Just a week after California Gov. Gavin Newsom announced there are no state restrictions that prohibit a return to college sports, the Pac-12 CEO Group is set to meet with school officials to decide whether or not it will alter its previous commitment to postpone all sports for the rest of the calendar year.
“We plan to reconvene this coming Thursday, September 24 to make a decision regarding possible return to play prior to January 1,” said the Pac-12 CEO Group in a Sept. 18 statement. “The health and safety of our student-athletes and all those connected to Pac-12 sports will continue to be our number one priority in all of our decision-making.”
The Pac-12’s plans for the fall 2020 season, while seemingly definitive in August, clearly have changed alongside the landscape of the COVID-19 pandemic. The Big Ten Conference’s Sept. 16 decision to return to play, Newsom’s recent statement about college athletics and an improved COVID-19 testing partnership will all have a significant effect on this week’s Pac-12 vote.
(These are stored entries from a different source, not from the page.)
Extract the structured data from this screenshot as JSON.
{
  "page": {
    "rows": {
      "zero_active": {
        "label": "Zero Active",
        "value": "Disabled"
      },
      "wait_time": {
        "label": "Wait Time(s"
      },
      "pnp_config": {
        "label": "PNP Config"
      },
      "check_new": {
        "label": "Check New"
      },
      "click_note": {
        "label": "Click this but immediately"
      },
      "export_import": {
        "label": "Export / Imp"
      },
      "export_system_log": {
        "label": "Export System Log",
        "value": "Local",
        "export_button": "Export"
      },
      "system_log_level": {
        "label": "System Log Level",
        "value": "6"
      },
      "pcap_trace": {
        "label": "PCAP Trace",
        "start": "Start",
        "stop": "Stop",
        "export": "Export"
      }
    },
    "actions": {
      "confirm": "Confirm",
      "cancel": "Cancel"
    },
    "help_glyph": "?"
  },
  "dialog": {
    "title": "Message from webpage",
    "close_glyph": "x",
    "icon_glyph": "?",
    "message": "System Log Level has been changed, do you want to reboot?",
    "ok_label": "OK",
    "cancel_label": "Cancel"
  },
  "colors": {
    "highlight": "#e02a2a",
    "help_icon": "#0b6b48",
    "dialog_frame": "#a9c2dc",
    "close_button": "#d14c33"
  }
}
Yet despite plans to vote, Pac-12 Commissioner Larry Scott said he isn’t expecting a final decision this week. And that makes sense. After all, if sports return in 2020, there will be an incredibly complex web of interests and needs that each school must meet — especially for football.
In interviews with The Athletic, many unnamed Pac-12 football coaches insisted that after a decision is made, they will need at least eight weeks before their teams are ready to compete. This time frame would put a start date around Nov. 24.
One month of football in 2020 directly scheduled around the holiday season would be a tough task to take on, though not necessarily insurmountable. But a fall football season is logistically complicated beyond the time necessary for teams to return to physical form.
Athletes who have opted out of voluntary practices would need to return to campus and quarantine before returning to the field. Furthermore, while teams may play up to eight games this season upon returning, this is a relatively small number of matchups to be considered for the College Football Playoff, or even an elite bowl game.
The Pac-12’s imminent choice will not come easy. But as it’s the only Power Five conference without a return date set in stone, the college football world will be watching with critical eyes.